0.9

1.1K 113 64
                                    

otobüse binmiştik. wooyoung büyük bir gözlük takıp otobüsün mikrofonunu aldı.

"eğleniyor muyuz? AZ SONRA 2020'YE GİRECEĞİZ! HAZIR MISINIZ?"

wooyoung bağırdıktan sonra, -ki mikrofon vardı elinde herkesin kulakları zarar görmüş olmalıydı- kimse bir şey demedi. woo birkaç saniye bakındı.

"neyse eğleniyoruzdur." dedi.

herkese şapkalar ve gözlükler dağıttı. bunları öğretmenlere zorla aldırmıştı. ve şarkı açtılar.

herkes deli gibi dans ediyordu. eğlenceliydi bunları izlemek. gülerek bakıyordum. wooyoung, san'ı ayağa kaldırıp dans etmeye başladı? hongjoong hyung şaşkınca bakıyordu. kardeşinden bunları beklemediğini, ve şu an kardeşi yüzünden ne kadar utandığını biliyordum. woo, san'ı bırakıp abisini kaldırdı. onu da dans ettirdikten sonra sırayla herkesi kaldırdı. gerizekalı.

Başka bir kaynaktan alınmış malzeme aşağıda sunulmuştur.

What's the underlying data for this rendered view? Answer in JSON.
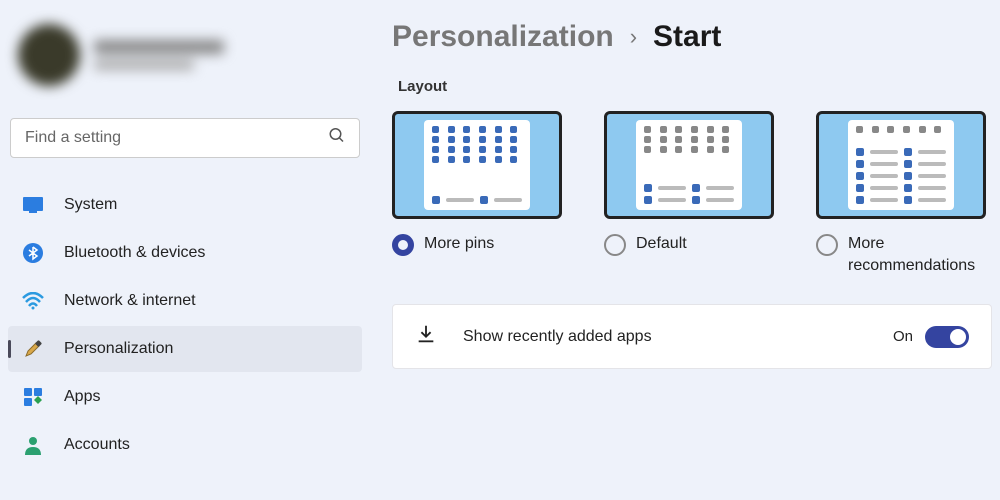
{
  "search": {
    "placeholder": "Find a setting"
  },
  "sidebar": {
    "items": [
      {
        "label": "System"
      },
      {
        "label": "Bluetooth & devices"
      },
      {
        "label": "Network & internet"
      },
      {
        "label": "Personalization"
      },
      {
        "label": "Apps"
      },
      {
        "label": "Accounts"
      }
    ]
  },
  "breadcrumb": {
    "parent": "Personalization",
    "current": "Start"
  },
  "layout": {
    "section_label": "Layout",
    "options": [
      {
        "label": "More pins",
        "selected": true
      },
      {
        "label": "Default",
        "selected": false
      },
      {
        "label": "More recommendations",
        "selected": false
      }
    ]
  },
  "settings": {
    "recently_added": {
      "label": "Show recently added apps",
      "state": "On",
      "on": true
    }
  }
}
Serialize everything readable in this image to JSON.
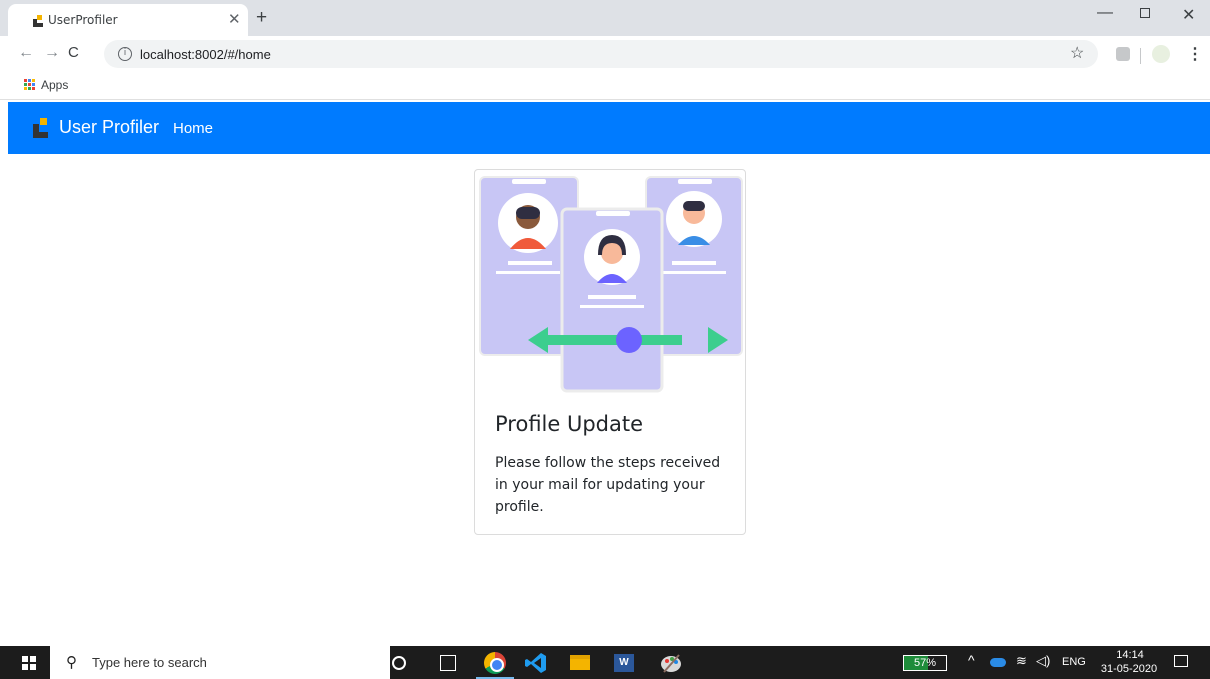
{
  "browser": {
    "tab_title": "UserProfiler",
    "tab_close": "✕",
    "new_tab": "+",
    "url": "localhost:8002/#/home",
    "bookmarks": {
      "apps_label": "Apps"
    }
  },
  "navbar": {
    "brand": "User Profiler",
    "home_link": "Home",
    "color": "#007bff"
  },
  "card": {
    "title": "Profile Update",
    "text": "Please follow the steps received in your mail for updating your profile."
  },
  "taskbar": {
    "search_placeholder": "Type here to search",
    "battery_label": "57%",
    "battery_level": 0.57,
    "language": "ENG",
    "time": "14:14",
    "date": "31-05-2020"
  },
  "colors": {
    "accent": "#007bff",
    "illustration_phone": "#c8c6f5",
    "illustration_arrow": "#3cce8e",
    "illustration_dot": "#6c63ff"
  }
}
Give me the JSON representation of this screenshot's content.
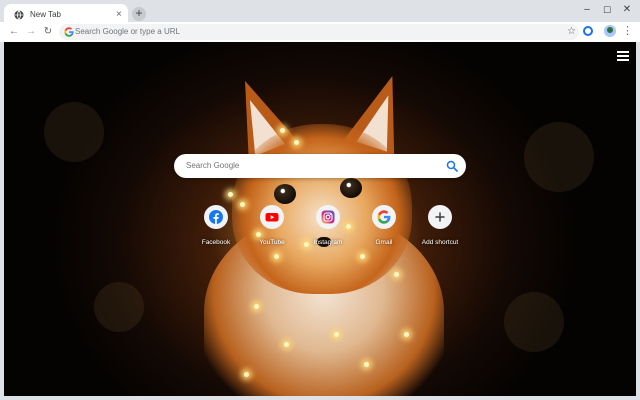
{
  "tab": {
    "title": "New Tab",
    "favicon": "globe-icon",
    "close_glyph": "×"
  },
  "newtab": {
    "glyph": "+"
  },
  "window": {
    "minimize": "–",
    "maximize": "☐",
    "close": "✕"
  },
  "toolbar": {
    "back": "←",
    "forward": "→",
    "reload": "↻",
    "omnibox_placeholder": "Search Google or type a URL",
    "star": "☆",
    "menu": "⋮"
  },
  "ntp": {
    "search_placeholder": "Search Google",
    "shortcuts": [
      {
        "label": "Facebook",
        "icon": "facebook-icon",
        "color": "#1877f2"
      },
      {
        "label": "YouTube",
        "icon": "youtube-icon",
        "color": "#ff0000"
      },
      {
        "label": "Instagram",
        "icon": "instagram-icon",
        "color": "#c13584"
      },
      {
        "label": "Gmail",
        "icon": "google-icon",
        "color": "#4285f4"
      },
      {
        "label": "Add shortcut",
        "icon": "plus-icon",
        "color": "#3c4043"
      }
    ]
  },
  "colors": {
    "accent": "#1a73e8",
    "tabstrip": "#dee1e6"
  }
}
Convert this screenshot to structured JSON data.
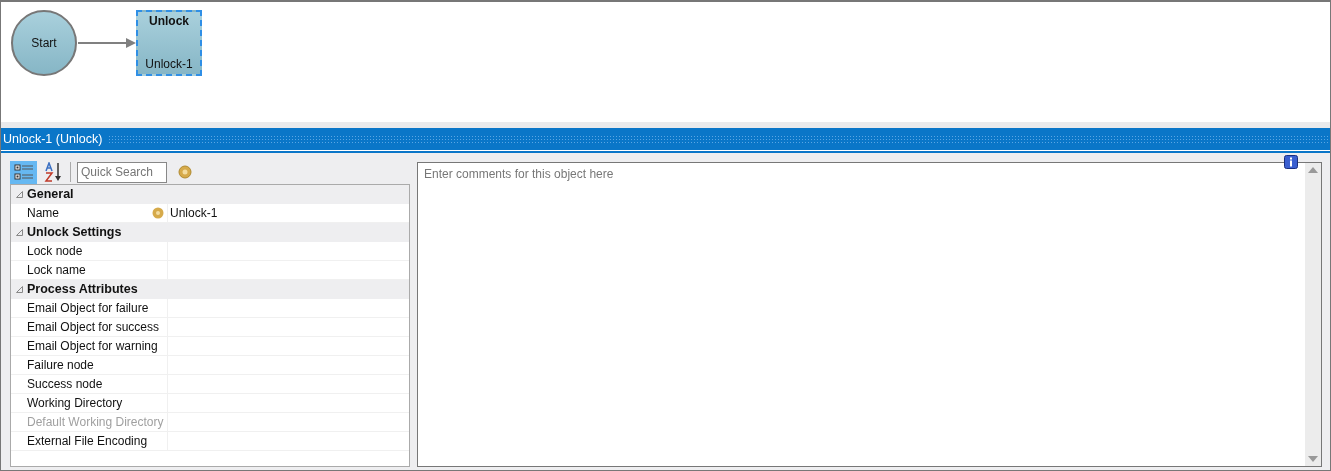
{
  "diagram": {
    "nodes": [
      {
        "kind": "start",
        "label": "Start",
        "selected": false
      },
      {
        "kind": "task",
        "title": "Unlock",
        "label": "Unlock-1",
        "selected": true
      }
    ]
  },
  "panel_title": "Unlock-1 (Unlock)",
  "properties": {
    "toolbar": [
      {
        "kind": "categorized",
        "selected": true
      },
      {
        "kind": "alphabetical",
        "selected": false
      }
    ],
    "search": {
      "placeholder": "Quick Search"
    },
    "categories": [
      {
        "name": "General",
        "expanded": true,
        "rows": [
          {
            "name": "Name",
            "value": "Unlock-1",
            "disabled": false,
            "flag": true
          }
        ]
      },
      {
        "name": "Unlock Settings",
        "expanded": true,
        "rows": [
          {
            "name": "Lock node",
            "disabled": false
          },
          {
            "name": "Lock name",
            "disabled": false
          }
        ]
      },
      {
        "name": "Process Attributes",
        "expanded": true,
        "rows": [
          {
            "name": "Email Object for failure",
            "disabled": false
          },
          {
            "name": "Email Object for success",
            "disabled": false
          },
          {
            "name": "Email Object for warning",
            "disabled": false
          },
          {
            "name": "Failure node",
            "disabled": false
          },
          {
            "name": "Success node",
            "disabled": false
          },
          {
            "name": "Working Directory",
            "disabled": false
          },
          {
            "name": "Default Working Directory",
            "disabled": true
          },
          {
            "name": "External File Encoding",
            "disabled": false
          }
        ]
      }
    ]
  },
  "comments": {
    "placeholder": "Enter comments for this object here"
  }
}
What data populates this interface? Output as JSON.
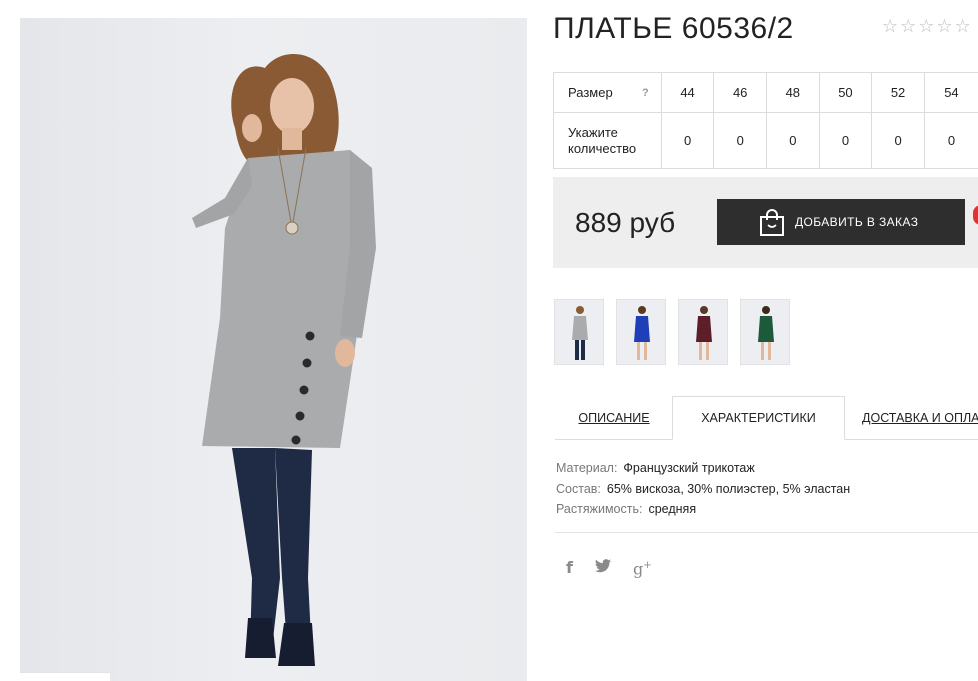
{
  "product": {
    "title": "ПЛАТЬЕ 60536/2",
    "rating": {
      "value": 0,
      "max": 5
    }
  },
  "size_table": {
    "size_label": "Размер",
    "help_icon": "?",
    "quantity_label": "Укажите количество",
    "sizes": [
      "44",
      "46",
      "48",
      "50",
      "52",
      "54"
    ],
    "quantities": [
      "0",
      "0",
      "0",
      "0",
      "0",
      "0"
    ]
  },
  "purchase": {
    "price": "889 руб",
    "add_button_label": "ДОБАВИТЬ В ЗАКАЗ",
    "button_icon": "shopping-bag-icon"
  },
  "thumbnails": [
    {
      "name": "grey-dress",
      "color": "#a9abad"
    },
    {
      "name": "blue-dress",
      "color": "#1f3fb8"
    },
    {
      "name": "burgundy-dress",
      "color": "#5c1f2a"
    },
    {
      "name": "green-dress",
      "color": "#1d5a3c"
    }
  ],
  "tabs": [
    {
      "label": "ОПИСАНИЕ",
      "active": false
    },
    {
      "label": "ХАРАКТЕРИСТИКИ",
      "active": true
    },
    {
      "label": "ДОСТАВКА И ОПЛА",
      "active": false
    }
  ],
  "characteristics": [
    {
      "key": "Материал:",
      "value": "Французский трикотаж"
    },
    {
      "key": "Состав:",
      "value": "65% вискоза, 30% полиэстер, 5% эластан"
    },
    {
      "key": "Растяжимость:",
      "value": "средняя"
    }
  ],
  "social": {
    "facebook": "f",
    "twitter": "🐦",
    "googleplus": "g+"
  },
  "colors": {
    "button_bg": "#2e2e2e",
    "price_box_bg": "#eeeeee",
    "photo_bg": "#e9ebee",
    "dress_grey": "#a9abad",
    "jeans": "#1f2a44"
  }
}
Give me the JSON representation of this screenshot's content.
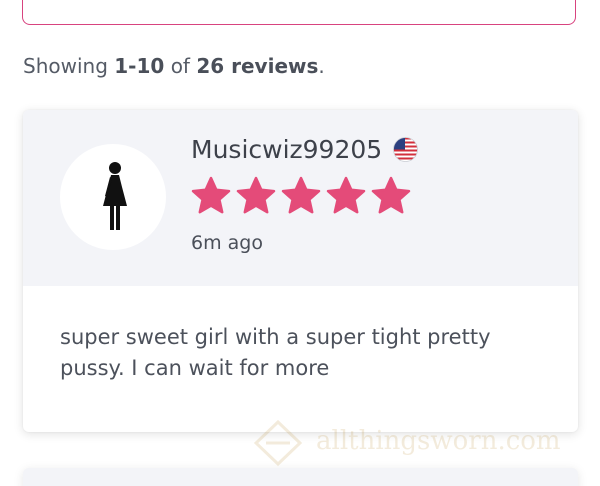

"yeoyah kalk hadi! herkes dans ediyor."

bana taktığı gözlük düşmek üzereyken onu düzeltip konuştum.

"olmaz."

peki, wooyoung'ın beni dinleme gibi bir ihtimali var mıydı? zorla ayakta dans edilmeye zorlanıyordum. hem de herkes birbirine değiyordu. öğk. tanımadığım insanlarla bir yerlerimiz değiyordu...

oturdum. wooyoung yanında san ile yanıma geldi.

"bu yeosang, en yakın arkadaşım. bu da san, yeosang."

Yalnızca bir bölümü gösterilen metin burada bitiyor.